Last Black Man in San Francisco, TheReviewed By Jay Seaver
Posted 07/10/19 15:00:19
"The Last Black Man in San Francisco" may be the year's best tale of unrequited love; it's certainly the one where the camera most clearly adores its subjects. That the object of that adoration is a house or a city hardly matters.The man in love is Jimmie Fails; the building is a beautiful house on Fillmore, which Jimmie will say with no small amount of pride was built by his grandfather in 1946. He hasn't lived there since he was a small child, though; his father lost it and his family fell apart. Now, he and his best friend Montgomery Allen (Jonathan Majors) paint and tend to it, much to the consternation of the couple that actually owns it. When that couple is forced to vacate, Jimmie and Mont start squatting, returning the old furnishings and setting to work on restoration.
A Segway tour early on explains that this neighborhood used to be "the Harlem of the West", and before that was mostly Japanese; it's mostly older white folks now. San Francisco has lately become infamous for pushing its long-time less-than-wealth residents out, and that's a constant undercurrent of this film, both overtly and in how it emphasizes how much effort Jimmie and Mont have to make in order to get to not just the house but to their service jobs. The people who keep the city running and clearly love it more than the tourists who gawk (most notably in a sequence where folks in a cable-car-inspired tour bus gawk at an eccentric Jimmie is chatting with), but can't be part of it.
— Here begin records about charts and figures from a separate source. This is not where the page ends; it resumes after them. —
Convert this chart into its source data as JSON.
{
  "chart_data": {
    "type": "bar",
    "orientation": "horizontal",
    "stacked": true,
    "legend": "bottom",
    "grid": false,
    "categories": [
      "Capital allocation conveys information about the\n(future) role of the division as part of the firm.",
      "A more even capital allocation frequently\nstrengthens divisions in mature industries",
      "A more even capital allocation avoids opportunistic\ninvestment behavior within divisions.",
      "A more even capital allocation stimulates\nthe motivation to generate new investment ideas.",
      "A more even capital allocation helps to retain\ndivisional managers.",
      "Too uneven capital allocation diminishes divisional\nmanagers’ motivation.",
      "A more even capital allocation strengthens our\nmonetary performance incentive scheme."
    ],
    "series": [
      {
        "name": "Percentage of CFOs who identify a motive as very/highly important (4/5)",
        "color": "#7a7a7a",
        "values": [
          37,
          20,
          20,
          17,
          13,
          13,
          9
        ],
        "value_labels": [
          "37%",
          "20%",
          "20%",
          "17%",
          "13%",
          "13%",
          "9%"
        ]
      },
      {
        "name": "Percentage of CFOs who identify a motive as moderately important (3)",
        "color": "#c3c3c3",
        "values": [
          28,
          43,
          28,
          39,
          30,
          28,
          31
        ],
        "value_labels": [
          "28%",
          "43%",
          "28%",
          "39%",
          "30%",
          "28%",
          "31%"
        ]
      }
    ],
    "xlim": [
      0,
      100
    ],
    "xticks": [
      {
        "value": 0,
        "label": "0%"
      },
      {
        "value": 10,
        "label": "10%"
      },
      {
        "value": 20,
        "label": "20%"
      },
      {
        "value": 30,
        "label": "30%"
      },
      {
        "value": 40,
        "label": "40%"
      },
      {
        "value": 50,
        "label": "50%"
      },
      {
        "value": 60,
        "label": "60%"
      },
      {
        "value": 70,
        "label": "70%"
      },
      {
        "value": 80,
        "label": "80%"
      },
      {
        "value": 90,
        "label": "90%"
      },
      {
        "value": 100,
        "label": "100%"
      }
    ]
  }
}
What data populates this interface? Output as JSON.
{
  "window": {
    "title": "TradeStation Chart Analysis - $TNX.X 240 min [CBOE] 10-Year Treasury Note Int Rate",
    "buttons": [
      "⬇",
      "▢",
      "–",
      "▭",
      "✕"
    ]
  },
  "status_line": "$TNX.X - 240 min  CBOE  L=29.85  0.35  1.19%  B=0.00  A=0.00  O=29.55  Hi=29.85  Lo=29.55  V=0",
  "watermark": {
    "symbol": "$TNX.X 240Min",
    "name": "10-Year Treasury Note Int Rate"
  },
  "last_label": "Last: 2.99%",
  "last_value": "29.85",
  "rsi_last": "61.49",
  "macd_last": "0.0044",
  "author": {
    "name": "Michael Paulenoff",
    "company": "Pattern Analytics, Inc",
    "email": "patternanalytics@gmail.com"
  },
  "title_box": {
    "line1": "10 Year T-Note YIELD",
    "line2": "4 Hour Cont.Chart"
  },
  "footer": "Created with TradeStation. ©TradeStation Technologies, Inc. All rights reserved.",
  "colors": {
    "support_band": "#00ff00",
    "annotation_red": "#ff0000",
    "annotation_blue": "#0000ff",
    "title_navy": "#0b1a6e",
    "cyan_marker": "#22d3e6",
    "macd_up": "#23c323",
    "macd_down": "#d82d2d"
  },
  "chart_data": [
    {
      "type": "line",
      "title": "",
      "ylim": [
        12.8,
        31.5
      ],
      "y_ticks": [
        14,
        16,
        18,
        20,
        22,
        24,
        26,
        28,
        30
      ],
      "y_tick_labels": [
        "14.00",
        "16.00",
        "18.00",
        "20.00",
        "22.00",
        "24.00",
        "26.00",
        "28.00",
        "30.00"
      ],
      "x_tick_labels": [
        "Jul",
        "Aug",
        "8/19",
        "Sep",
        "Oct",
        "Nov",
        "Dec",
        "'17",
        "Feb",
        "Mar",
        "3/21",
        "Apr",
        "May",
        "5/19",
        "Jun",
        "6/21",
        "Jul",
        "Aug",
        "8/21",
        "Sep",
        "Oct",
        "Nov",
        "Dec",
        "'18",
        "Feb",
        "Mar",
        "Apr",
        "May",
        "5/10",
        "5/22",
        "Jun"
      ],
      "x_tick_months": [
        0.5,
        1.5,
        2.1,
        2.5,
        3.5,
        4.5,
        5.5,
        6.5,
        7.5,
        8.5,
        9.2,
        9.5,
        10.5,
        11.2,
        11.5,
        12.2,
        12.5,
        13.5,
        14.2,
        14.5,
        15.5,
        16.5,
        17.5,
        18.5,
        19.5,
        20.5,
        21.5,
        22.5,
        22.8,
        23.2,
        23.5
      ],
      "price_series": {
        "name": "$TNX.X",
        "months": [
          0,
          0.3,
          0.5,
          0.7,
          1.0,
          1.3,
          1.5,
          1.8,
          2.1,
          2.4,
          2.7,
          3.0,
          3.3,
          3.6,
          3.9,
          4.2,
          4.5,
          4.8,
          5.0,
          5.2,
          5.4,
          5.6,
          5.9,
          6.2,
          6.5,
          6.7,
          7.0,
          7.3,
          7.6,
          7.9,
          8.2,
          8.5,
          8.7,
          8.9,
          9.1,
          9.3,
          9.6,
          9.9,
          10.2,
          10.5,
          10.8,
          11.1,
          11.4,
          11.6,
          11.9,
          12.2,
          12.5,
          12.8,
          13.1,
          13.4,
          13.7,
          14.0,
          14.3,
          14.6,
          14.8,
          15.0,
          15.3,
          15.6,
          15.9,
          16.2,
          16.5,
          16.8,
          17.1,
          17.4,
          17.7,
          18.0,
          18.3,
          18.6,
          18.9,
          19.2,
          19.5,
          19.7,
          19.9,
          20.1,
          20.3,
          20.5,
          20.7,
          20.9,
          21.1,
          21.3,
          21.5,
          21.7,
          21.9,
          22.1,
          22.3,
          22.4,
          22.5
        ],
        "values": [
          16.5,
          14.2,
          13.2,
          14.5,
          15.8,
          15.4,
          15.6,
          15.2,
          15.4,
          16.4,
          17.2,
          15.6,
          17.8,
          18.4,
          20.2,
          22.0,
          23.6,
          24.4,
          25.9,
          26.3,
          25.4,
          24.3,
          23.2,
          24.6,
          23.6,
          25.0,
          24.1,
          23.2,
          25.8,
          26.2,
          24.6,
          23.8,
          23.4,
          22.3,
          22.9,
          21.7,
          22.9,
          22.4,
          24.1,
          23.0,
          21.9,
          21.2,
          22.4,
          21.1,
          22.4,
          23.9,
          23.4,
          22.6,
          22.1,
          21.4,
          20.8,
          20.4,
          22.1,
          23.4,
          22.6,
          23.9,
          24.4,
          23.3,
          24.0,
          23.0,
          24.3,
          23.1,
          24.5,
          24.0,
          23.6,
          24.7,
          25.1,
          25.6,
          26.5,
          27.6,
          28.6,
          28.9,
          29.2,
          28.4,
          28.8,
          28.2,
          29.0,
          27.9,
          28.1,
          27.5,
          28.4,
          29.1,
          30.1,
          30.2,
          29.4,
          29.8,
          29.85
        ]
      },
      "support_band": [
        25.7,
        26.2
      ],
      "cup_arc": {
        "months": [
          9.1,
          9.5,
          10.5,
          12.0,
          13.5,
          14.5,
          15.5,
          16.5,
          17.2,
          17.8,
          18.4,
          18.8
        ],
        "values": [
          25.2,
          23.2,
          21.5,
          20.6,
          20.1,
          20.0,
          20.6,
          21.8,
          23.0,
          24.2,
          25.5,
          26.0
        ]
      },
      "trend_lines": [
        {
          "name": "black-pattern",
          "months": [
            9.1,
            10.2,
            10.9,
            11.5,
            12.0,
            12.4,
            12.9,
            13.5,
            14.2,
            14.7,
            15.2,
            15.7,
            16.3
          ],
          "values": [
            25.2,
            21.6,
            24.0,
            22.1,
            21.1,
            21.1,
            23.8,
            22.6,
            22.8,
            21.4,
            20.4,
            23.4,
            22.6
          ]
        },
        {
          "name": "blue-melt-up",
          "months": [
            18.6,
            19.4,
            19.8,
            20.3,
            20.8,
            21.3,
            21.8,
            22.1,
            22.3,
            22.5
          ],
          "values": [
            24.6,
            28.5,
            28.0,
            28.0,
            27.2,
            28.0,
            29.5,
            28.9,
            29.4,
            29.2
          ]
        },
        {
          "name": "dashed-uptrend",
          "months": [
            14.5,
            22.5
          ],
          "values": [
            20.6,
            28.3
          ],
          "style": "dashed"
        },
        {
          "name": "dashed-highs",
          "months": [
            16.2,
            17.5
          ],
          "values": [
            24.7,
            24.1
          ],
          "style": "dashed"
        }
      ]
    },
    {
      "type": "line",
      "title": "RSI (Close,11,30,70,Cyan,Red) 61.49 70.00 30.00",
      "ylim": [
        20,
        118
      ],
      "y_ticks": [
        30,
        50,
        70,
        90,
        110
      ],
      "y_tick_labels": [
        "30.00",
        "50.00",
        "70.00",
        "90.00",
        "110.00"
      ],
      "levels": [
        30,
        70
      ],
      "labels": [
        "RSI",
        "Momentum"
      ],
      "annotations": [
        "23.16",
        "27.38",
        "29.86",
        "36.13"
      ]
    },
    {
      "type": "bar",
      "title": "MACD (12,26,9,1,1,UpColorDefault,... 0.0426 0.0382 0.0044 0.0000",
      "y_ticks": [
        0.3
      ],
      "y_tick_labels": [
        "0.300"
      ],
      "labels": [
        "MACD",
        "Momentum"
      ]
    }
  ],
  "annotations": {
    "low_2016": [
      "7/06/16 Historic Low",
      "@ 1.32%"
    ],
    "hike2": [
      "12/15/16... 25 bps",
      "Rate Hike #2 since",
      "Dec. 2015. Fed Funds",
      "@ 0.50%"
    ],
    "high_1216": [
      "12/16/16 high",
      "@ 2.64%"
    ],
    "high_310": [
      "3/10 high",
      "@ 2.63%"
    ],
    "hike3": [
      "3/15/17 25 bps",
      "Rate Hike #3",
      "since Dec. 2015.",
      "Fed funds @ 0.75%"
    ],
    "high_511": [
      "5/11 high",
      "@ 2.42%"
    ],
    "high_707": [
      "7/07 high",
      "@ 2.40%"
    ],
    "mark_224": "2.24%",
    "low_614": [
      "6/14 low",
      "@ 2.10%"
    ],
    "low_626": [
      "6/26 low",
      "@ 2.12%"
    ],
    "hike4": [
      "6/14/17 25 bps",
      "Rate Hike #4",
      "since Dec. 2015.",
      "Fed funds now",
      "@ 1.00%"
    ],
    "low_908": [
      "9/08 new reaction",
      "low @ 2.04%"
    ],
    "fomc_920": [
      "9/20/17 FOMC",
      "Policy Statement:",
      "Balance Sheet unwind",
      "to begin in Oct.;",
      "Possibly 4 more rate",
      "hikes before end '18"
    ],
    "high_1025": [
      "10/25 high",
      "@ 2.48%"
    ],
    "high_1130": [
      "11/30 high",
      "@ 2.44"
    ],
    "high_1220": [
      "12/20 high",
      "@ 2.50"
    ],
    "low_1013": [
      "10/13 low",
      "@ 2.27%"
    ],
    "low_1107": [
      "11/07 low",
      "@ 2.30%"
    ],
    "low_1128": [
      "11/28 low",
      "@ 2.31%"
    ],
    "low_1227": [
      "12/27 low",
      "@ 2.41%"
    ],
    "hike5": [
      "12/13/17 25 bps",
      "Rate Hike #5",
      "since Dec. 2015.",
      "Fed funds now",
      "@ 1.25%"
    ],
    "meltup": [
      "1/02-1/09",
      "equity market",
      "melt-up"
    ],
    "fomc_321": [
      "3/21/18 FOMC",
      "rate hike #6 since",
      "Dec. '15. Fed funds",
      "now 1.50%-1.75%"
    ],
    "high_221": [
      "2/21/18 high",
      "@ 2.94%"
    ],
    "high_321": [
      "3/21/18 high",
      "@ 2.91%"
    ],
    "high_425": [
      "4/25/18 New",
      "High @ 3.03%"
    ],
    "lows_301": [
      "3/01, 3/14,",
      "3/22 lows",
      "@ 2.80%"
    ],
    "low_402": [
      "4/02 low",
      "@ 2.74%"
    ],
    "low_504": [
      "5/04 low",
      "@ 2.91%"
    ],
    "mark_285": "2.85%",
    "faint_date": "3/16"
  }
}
It's not just about gentrification, though; the house is home and a place to belong, and Jimmie's guerrilla paint touch-ups and breaking in are his attempts to return things to the way that they should be. Jimmie's family is not gone but it is scattered, and has often not been there to support him, while the artistically-minded Mont feels like he has to practice using profanity in the mirror in order to communicate with his neighbors. The house is a comfortable, idealized anachronism for people who feel out of time or out of place as well as a family to return to, and the fact that it is the latter makes Jimmie remain sympathetic even as the audience is shaking their heads, knowing he must see how this can't last. A quixotic quest for family is forgivable.
Fails (also a co-writer playing a fictionalized take on himself) and Jonathan Majors make an intriguing pair, muted at times and eccentric but not awkward. There's a quiet chemistry between the pair that's all the more impressive for how fragile they seem at times, with Fails's seeming calm a nifty complement to the nervous energy Majors gives Mont. They're surrounded by a terrific group of supporting actors, most notably Danny Glover as Mont's blind grandfather, essaying a sort of loneliness that may be in the future for the others. Rob Morgan is strong as Jimmie's father, as is Tichina Arnold as his aunt.
The biggest star of the show is the city, though, with director Joe Talbot and cinematographer Adam Newport-Berra have one of the country's most beautiful cities to shoot in, and they take full advantage, with slow-motion and unusual angles to emphasize the unique architecture. The inside of the house leads to beautiful compositions, and there's occasionally something otherworldly on occasion, from the opening scenes to the way cuts between high and low tide throw time out of joint. They're also unafraid to show how the city can be kind of a mess - the very rich and the very poor are often intertwined there - making for striking contrasts.It's a beautiful film about a beautiful city, a doomed romance that you nevertheless root for because it's the sort of love that makes a person feel uplifted even when it can't last, with another layer or two underneath that. It can be a little stretched-out at times, but by the end, there's not much negative feeling to be had about having lingered in this place.